Consolidation is driving growth in the real estate fund sector globally, with the top ten fund managers globally accounting for a whopping 36.5% of total AUM, according to the INREV/ANREV/NCREIF Fund Manager Survey 2015, which was published this week.

‘This survey clearly reflects the continuing domination of the large players and an enduring trend for consolidation. It’s a trend that’s been driven by the economies of scale, or the desires to tap into new markets and expertise, and it’s one that is likely to accelerate rather than unwind in the immediate future,’ said Henri Vuong, director of research and market information at INREV.

Consolidation in the sector is set to continue because ‘it’s more efficient for larger players to acquire smaller ones than to grow organically,’ Voung told PropertyEU. ‘Small niche players have their place, though. If they’re successful and grow to be medium-sized players, they’re going to attract the attention of larger players – and that means further consolidation,’ she said.

This year’s survey is the first global version of the survey, capturing data from 164 respondents, who are variously members of INREV, ANREV and NCREIF. The results are dated to 31 December 2014.

Canadian asset manager Brookfield Asset Management has knocked US powerhouse the Blackstone Group off the top spot, with €103.8 bn of real estate assets under management (AUM) in total. The Blackstone Group ranks second this year with €99.5 bn of AUM. Meanwhile, CBRE Investors holds onto third place with €74.5 bn of AUM. These three fund managers have consistently held the top three spots since 2012, according to the survey. TH Real Estate, formerly TIAA Henderson Real Estate, bagged fourth place, with €67.70 mln.

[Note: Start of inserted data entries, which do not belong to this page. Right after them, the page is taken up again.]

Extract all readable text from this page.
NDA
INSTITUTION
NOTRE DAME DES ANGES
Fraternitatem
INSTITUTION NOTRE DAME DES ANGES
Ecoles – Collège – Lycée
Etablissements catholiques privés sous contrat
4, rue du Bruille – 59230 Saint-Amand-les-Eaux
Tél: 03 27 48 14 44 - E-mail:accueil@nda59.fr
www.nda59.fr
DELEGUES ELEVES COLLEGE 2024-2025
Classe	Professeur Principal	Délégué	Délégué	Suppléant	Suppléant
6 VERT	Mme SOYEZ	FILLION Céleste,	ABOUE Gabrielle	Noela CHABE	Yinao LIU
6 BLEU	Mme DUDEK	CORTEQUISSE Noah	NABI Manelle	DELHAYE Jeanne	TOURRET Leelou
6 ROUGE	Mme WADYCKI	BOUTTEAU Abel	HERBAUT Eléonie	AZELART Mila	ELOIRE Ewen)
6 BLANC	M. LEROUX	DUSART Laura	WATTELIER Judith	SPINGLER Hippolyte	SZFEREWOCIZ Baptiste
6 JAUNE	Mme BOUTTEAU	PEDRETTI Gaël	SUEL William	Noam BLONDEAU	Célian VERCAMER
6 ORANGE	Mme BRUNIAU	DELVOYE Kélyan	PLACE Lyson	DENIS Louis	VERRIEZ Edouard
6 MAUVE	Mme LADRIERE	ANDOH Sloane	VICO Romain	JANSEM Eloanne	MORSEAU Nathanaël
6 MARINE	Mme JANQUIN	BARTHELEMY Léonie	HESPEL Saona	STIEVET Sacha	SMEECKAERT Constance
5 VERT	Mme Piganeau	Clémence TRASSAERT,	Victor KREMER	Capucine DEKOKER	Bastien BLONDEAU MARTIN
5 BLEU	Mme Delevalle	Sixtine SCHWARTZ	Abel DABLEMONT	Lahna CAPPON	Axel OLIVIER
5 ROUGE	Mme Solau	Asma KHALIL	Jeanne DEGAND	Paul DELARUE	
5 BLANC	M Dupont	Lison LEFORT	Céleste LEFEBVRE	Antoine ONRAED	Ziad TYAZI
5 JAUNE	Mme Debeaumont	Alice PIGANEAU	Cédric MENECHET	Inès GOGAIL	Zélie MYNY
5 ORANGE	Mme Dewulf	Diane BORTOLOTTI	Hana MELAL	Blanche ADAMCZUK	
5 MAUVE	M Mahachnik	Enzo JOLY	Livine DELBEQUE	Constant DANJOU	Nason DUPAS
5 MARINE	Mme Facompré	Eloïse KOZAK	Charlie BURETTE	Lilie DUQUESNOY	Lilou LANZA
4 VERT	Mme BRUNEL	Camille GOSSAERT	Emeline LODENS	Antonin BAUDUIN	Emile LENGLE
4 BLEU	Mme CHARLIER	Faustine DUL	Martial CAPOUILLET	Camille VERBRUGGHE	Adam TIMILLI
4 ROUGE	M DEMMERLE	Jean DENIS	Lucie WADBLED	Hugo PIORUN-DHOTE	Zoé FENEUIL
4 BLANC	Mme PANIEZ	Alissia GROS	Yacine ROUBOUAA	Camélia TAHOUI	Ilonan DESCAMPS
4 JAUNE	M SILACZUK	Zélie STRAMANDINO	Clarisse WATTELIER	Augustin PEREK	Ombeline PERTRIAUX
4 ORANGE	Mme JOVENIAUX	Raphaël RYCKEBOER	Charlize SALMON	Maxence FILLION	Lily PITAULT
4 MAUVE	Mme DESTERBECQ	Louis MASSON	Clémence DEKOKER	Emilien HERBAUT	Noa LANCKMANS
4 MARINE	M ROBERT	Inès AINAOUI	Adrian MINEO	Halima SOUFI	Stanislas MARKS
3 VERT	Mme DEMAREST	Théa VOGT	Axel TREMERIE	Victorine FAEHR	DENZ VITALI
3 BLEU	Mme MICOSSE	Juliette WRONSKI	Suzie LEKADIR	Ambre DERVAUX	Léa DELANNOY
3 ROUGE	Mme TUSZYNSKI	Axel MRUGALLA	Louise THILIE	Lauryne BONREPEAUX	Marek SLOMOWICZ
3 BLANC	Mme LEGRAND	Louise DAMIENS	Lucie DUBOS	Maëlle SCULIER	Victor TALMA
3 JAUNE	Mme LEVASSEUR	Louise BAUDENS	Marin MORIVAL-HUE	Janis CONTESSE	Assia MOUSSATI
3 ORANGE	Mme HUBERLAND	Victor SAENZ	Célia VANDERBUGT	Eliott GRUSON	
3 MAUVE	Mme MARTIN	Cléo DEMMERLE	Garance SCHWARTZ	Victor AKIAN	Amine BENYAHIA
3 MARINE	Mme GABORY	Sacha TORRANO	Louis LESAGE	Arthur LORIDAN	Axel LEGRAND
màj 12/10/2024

Commenting on the survey, Mike Sales, managing director of TH Real Estate in Europe, said:

‘Scale plays an important part in success but performance, access to markets, and client service, are critical. TH Real Estate is a global enterprise which benefits from local knowledge and ‘feet on the ground’ in multiple regions, so we not only see the best opportunities in the markets where we invest, but also deploy our capital in the most prudent way possible.’

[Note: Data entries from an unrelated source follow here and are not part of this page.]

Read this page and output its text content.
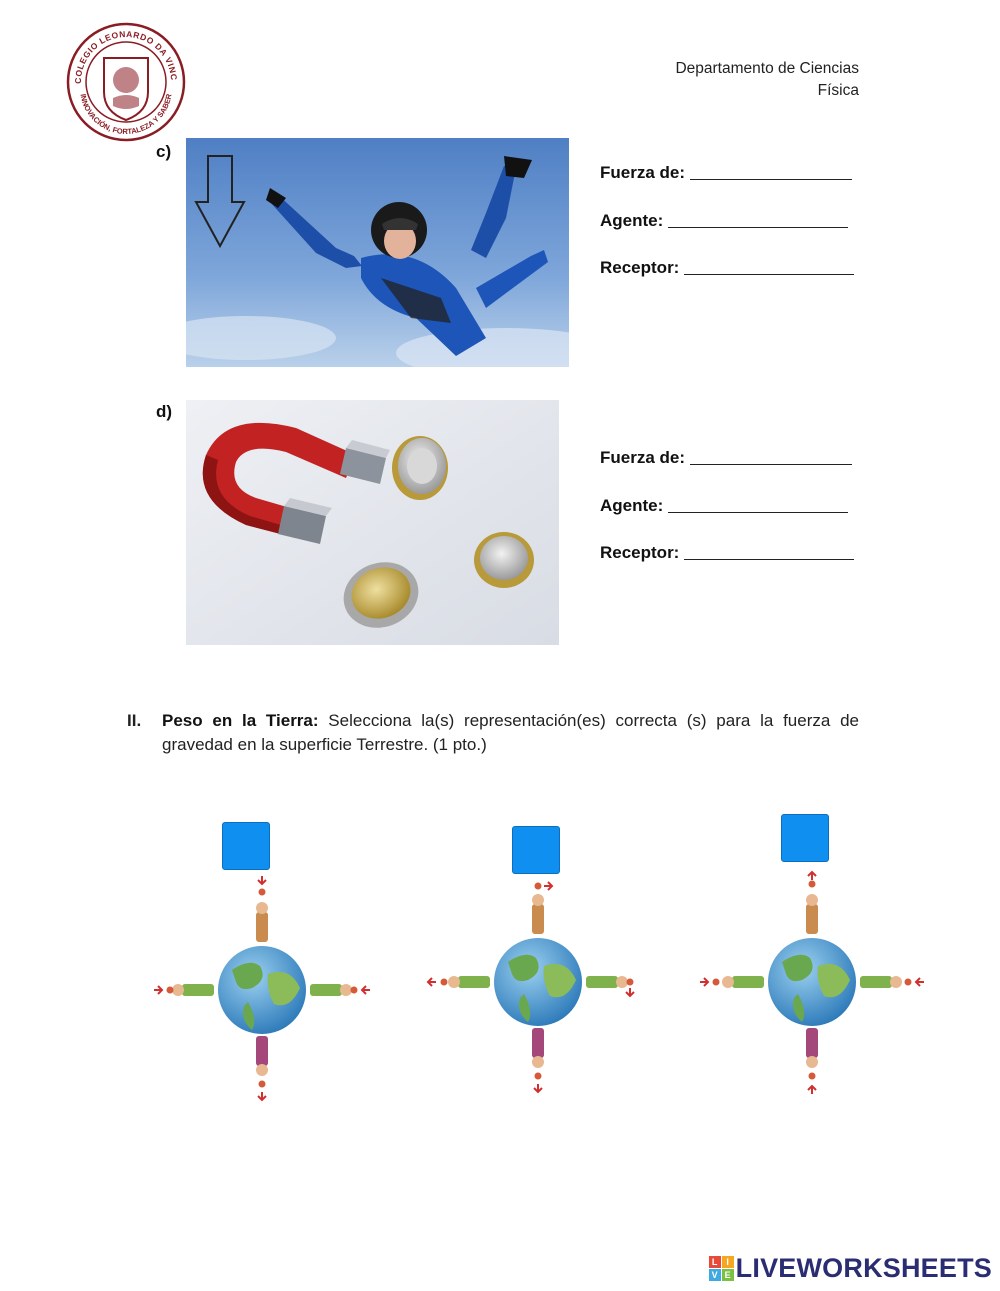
COLEGIO LEONARDO DA VINC
INNOVACIÓN, FORTALEZA Y SABER
Departamento de Ciencias
Física
c)
Fuerza de:
Agente:
Receptor:
d)
Fuerza de:
Agente:
Receptor:
II. Peso en la Tierra: Selecciona la(s) representación(es) correcta (s) para la fuerza de gravedad en la superficie Terrestre. (1 pto.)
L I
V E LIVEWORKSHEETS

Such has been the growth in the fund management sector in recent years that a manager with less than €45 bn of AUM would now struggle to land a place in the Top 10. This is partly due to consolidation in the sector, given that 22% of fund managers have been involved in mergers of acquisitions in the past decade.

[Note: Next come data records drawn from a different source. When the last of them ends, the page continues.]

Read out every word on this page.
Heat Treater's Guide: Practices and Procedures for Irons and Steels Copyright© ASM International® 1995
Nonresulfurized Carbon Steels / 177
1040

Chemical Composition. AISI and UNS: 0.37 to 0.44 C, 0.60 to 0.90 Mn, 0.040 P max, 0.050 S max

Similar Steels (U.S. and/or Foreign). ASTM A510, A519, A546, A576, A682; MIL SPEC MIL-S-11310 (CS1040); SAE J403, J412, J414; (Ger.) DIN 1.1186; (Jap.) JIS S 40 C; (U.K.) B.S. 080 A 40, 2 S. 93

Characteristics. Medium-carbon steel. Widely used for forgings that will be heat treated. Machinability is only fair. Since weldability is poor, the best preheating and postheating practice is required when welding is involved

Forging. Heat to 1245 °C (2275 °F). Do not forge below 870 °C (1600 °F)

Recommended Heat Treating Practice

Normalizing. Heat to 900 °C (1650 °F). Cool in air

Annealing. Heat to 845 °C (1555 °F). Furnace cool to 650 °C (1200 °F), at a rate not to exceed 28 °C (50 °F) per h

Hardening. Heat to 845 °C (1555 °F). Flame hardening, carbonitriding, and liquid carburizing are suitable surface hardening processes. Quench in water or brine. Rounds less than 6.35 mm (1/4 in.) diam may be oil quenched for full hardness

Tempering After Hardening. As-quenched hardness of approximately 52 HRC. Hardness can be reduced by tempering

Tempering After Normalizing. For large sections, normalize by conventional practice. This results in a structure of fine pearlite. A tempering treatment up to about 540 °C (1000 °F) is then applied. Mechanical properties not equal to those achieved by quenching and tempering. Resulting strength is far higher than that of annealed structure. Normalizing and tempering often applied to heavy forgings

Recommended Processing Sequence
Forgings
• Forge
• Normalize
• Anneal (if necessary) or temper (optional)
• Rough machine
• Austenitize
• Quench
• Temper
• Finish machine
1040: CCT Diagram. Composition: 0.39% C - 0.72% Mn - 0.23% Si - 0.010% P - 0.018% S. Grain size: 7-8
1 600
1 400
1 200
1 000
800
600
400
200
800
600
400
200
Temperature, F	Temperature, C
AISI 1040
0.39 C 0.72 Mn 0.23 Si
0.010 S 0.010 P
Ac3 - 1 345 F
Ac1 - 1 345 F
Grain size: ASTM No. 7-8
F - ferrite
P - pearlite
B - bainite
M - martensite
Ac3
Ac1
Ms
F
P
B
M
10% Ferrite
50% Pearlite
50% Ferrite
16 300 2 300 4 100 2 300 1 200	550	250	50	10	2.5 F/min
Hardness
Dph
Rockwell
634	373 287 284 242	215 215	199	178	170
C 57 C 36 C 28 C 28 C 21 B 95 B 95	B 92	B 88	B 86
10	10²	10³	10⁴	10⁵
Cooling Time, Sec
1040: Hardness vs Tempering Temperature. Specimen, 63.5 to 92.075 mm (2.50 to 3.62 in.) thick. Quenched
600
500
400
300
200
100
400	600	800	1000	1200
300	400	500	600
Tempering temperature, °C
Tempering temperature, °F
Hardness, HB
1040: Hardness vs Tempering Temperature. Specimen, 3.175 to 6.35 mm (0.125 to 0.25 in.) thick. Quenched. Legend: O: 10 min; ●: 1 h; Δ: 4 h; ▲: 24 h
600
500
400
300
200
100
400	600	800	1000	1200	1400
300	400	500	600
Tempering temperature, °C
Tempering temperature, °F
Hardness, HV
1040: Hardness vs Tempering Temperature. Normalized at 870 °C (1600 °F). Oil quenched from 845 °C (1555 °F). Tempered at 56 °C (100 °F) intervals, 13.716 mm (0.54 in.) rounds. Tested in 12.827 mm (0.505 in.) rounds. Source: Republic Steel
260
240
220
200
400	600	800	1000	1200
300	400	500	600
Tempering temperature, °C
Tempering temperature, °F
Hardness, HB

Total real estate AUM globally increased by 28.6% last year to €1.8 trn. Interestingly, non-listed real estate funds remain the most popular product – irrespective of manager size - accounting for 60.5% of total AUM in 2014. Institutional investors account for 85.4% of capital flowing into non-listed direct real estate vehicles. More than half of that is from European investors. The remainder is split broadly equally between investors from the Asia-Pacific region and North America. Capital from investors in the Asia-Pacific region has increased significantly since 2013, accounting for almost 23% in 2014, up from 14.2% a year earlier.

Pension funds continue to account for the lion’s share of capital or 42.8% of the institutional client base in 2014, down slightly from 50.4% in 2013. Insurance groups remain the second largest group of institutional investors, accounting for 14.4% of the market. However, their share increased fivefold between 2011 and 2014. Fund of fund managers have also seen their share of the pie grow to 6.7% in 2014, up from just 2.7% in 2012. High net worth individuals and family offices also saw their share rise to 7.5% last year, up from 4.9% a year earlier.

Different sized fund managers also offer investors different style strategies. Large fund managers invest 63.9% of their total AUM in core strategies, whereas smaller fund managers in the lower quartile invest 87.7% of their total AUM in non-core strategies. For example, separate accounts comprise 22% of AUM for the upper quartile of fund managers but just 11% for the lower quartile. Top quartile fund managers also have a higher allocation to listed real estate funds and public REITs, at 15%, compared to just 5% for lower quartile managers.